Patrick Montgomery, 48, was initially arrested in Littleton, Colorado, in January. He was indicted on 10 counts, including assaulting a police officer, illegally entering the Capitol and engaging in violence. He was released and permitted to return to Colorado under several conditions, including that he not possess any firearms.
Federal prosecutors learned earlier this month that Montgomery violated those terms on March 31, when he shot and killed a mountain lion in a park south of Denver with a .357-caliber handgun. Montgomery also broke state laws by possessing the firearm; he is prohibited from doing so because of a 1996 felony robbery conviction.
Montgomery notified a Colorado Parks and Wildlife officer on the day he shot the animal. The officer examined the carcass and found a bullet hole consistent with the handgun, according to a motion filed by federal prosecutors to revoke his pretrial release.
It’s not the first time he’s broken the law while on release. On Jan. 25, eight days after he was arrested for his suspected role in the riot, he admitted to a CPW officer that he had knocked a bobcat from a tree with a slingshot and allowed his dogs to kill it. Neither method is legal in Colorado. He was charged with two offenses and has a hearing scheduled for May 19 in that case.
“Given that Montgomery has repeatedly and flagrantly violated both state and federal law while on pre-trial release in this case — including by possessing and using a firearm — the Government respectfully requests that the Court revoke his release pending trial,” prosecutors said in the motion.
Prosecutors also noted that Montgomery was likely aware of Colorado hunting regulations. He has said he’s a professional hunting guide and runs a business that offers hunting services.

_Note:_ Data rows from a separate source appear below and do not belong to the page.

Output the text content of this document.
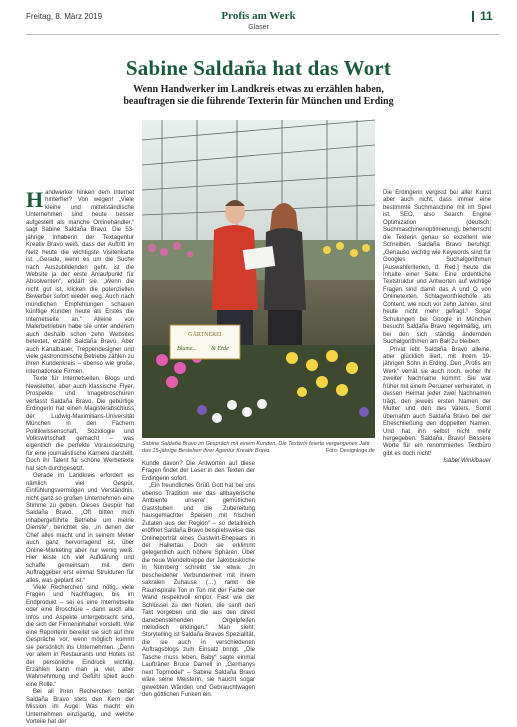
Freitag, 8. März 2019	Profis am Werk
Glaser
11
Sabine Saldaña hat das Wort
Wenn Handwerker im Landkreis etwas zu erzählen haben,
beauftragen sie die führende Texterin für München und Erding

Handwerker hinken dem Internet hinterher? Von wegen! „Viele kleine und mittelständische Unternehmen sind heute besser aufgestellt als manche Onlinehändler,“ sagt Sabine Saldaña Bravo. Die 53-jährige Inhaberin der Textagentur Kreativ Bravo weiß, dass der Auftritt im Netz heute die wichtigste Visitenkarte ist. „Gerade, wenn es um die Suche nach Auszubildenden geht, ist die Website ja der erste Anlaufpunkt für Absolventen“, erklärt sie. „Wenn die nicht gut ist, klicken die potenziellen Bewerber sofort wieder weg. Auch nach mündlichen Empfehlungen schauen künftige Kunden heute als Erstes die Internetseite an.“ Alleine von Malerbetrieben habe sie unter anderem auch deshalb schon zehn Websites betextet, erzählt Saldaña Bravo. Aber auch Kanalbauer, Treppendesigner und viele gastronomische Betriebe zählen zu ihren Kundenkreis – ebenso wie große, internationale Firmen.

Texte für Internetseiten, Blogs und Newsletter, aber auch klassische Flyer, Prospekte und Imagebroschüren verfasst Saldaña Bravo. Die gebürtige Erdingerin hat einen Magisterabschluss der Ludwig-Maximilians-Universität München in den Fächern Politikwissenschaft, Soziologie und Volkswirtschaft gemacht – was eigentlich die perfekte Voraussetzung für eine journalistische Karriere darstellt. Doch ihr Talent für schöne Werbetexte hat sich durchgesetzt.

Gerade im Landkreis erfordert es nämlich viel Gespür, Einfühlungsvermögen und Verständnis, nicht ganz so großen Unternehmen eine Stimme zu geben. Dieses Gespür hat Saldaña Bravo. „Oft bitten mich inhabergeführte Betriebe um meine Dienste“, berichtet sie, „in denen der Chef alles macht und in seinem Metier auch ganz hervorragend ist, über Online-Marketing aber nur wenig weiß. Hier leiste ich viel Aufklärung und schaffe gemeinsam mit dem Auftraggeber erst einmal Strukturen für alles, was geplant ist.“

Viele Recherchen sind nötig, viele Fragen und Nachfragen, bis im Endprodukt – sei es eine Internetseite oder eine Broschüre – dann auch alle Infos und Aspekte untergebracht sind, die sich der Firmeninhaber vorstellt. Wie eine Reporterin bereitet sie sich auf ihre Gespräche vor, wenn möglich kommt sie persönlich ins Unternehmen. „Denn vor allem in Restaurants und Hotels ist der persönliche Eindruck wichtig. Erzählen kann man ja viel, aber Wahrnehmung und Gefühl spielt auch eine Rolle.“

Bei all ihren Recherchen behält Saldaña Bravo stets den Kern der Mission im Auge: Was macht ein Unternehmen einzigartig, und welche Vorteile hat der

GÄRTNEREI
Blume... & Erde
Sabine Saldaña Bravo im Gespräch mit einem Kunden. Die Texterin feierte vergangenes Jahr das 15-jährige Bestehen ihrer Agentur Kreativ Bravo.	Foto: Designloge.de

Kunde davon? Die Antworten auf diese Fragen findet der Leser in den Texten der Erdingerin sofort.

„Ein freundliches Grüß Gott hat bei uns ebenso Tradition wie das altbayerische Ambiente unserer gemütlichen Gaststuben und die Zubereitung hausgemachter Speisen mit frischen Zutaten aus der Region“ – so detailreich eröffnet Saldaña Bravo beispielsweise das Onlineporträt eines Gastwirt-Ehepaars in der Hallertau. Doch sie erklimmt gelegentlich auch höhere Sphären. Über die neue Wendeltreppe der Jakobuskirche in Nürnberg schreibt sie etwa: „In bescheidener Verbundenheit mit ihrem sakralen Zuhause (…) rankt die Raumspirale Ton in Ton mit der Farbe der Wand respektvoll empor. Fast wie der Schlüssel zu den Noten, die sanft den Takt vorgeben und die aus den direkt danebenstehenden Orgelpfeifen melodisch erklingen.“ Man sieht: Storytelling ist Saldaña Bravos Spezialität, die sie auch in verschiedenen Auftragsblogs zum Einsatz bringt. „Die Tasche muss leben, Baby“ sagte einmal Laufträner Bruce Darnell in „Germanys next Topmodel“ – Sabine Saldaña Bravo wäre seine Meisterin, sie haucht sogar gewebten Wänden und Gebrauchtwagen den göttlichen Funken ein.

Die Erdingerin vergisst bei aller Kunst aber auch nicht, dass immer eine bestimmte Suchmaschine mit im Spiel ist. SEO, also Search Engine Optimization (deutsch: Suchmaschinenoptimierung), beherrscht die Texterin genau so exzellent wie Schreiben. Saldaña Bravo beruhigt: „Genauso wichtig wie Keywords sind für Googles Suchalgorithmen [Auswahlkriterien, d. Red.] heute die Inhalte einer Seite. Eine ordentliche Textstruktur und Antworten auf wichtige Fragen sind damit das A und O von Onlinetexten. Schlagwortfriedhöfe als Content, wie noch vor zehn Jahren, sind heute nicht mehr gefragt.“ Sogar Schulungen bei Google in München besucht Saldaña Bravo regelmäßig, um bei den sich ständig ändernden Suchalgorithmen am Ball zu bleiben.

Privat lebt Saldaña Bravo alleine, aber glücklich liiert, mit ihrem 19-jährigen Sohn in Erding. Den „Profis am Werk“ verrät sie auch noch, woher ihr zweiter Nachname kommt: Sie war früher mit einem Peruaner verheiratet, in dessen Heimat jeder zwei Nachnamen trägt, den jeweils ersten Namen der Mutter und den des Vaters. Somit übernahm auch Saldaña Bravo bei der Eheschließung den doppelten Namen. Und hat ihn selbst nicht mehr hergegeben. Saldaña, Bravo! Bessere Worte für ein renommiertes Textbüro gibt es doch nicht!

Isabel Winklbauer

“Montgomery has no respect for the Court’s orders, just like he had no respect for law enforcement at the Capitol on January 6,” the prosecutor’s motion said. “Instead of peacefully protesting, he tried to grab a Metropolitan Police Department officer’s baton, wrestled him to the ground for it, and then kicked the officer in the chest while wearing a boot. After the officer regained control of his baton, Montgomery stood up, and held up his two middle fingers at the officer.”

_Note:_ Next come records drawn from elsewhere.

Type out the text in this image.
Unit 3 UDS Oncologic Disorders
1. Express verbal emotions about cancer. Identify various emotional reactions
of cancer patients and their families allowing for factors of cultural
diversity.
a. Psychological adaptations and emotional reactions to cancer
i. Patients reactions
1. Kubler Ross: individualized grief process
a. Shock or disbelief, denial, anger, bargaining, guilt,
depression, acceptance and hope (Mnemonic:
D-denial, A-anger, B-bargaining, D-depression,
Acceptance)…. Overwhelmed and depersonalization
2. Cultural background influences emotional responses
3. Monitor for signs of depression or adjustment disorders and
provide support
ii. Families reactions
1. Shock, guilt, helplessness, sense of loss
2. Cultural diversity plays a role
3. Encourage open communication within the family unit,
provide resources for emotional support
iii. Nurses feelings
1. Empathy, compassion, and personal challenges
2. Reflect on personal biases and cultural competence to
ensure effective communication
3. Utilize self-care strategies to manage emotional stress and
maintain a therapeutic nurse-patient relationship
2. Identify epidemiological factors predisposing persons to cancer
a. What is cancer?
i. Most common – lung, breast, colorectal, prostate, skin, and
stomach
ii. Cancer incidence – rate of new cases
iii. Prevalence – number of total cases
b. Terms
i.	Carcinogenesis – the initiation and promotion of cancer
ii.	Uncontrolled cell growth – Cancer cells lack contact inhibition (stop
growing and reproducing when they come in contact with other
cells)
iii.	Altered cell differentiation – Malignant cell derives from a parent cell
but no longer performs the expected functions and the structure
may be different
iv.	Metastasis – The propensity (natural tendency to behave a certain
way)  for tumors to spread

The U.S. Attorney’s Office initially said Montgomery would be detained and had asked him to turn himself in to authorities by Monday. However, a motion filed Friday said the office had reached an agreement with Montgomery’s defense to keep him from incarceration. His new proposed pretrial conditions include 24/7 house arrest and GPS monitoring in addition to his previous terms.
He is scheduled to appear on July 28 for a status hearing on his indictment in connection with the Capitol riot. He pleaded not guilty to all 10 counts.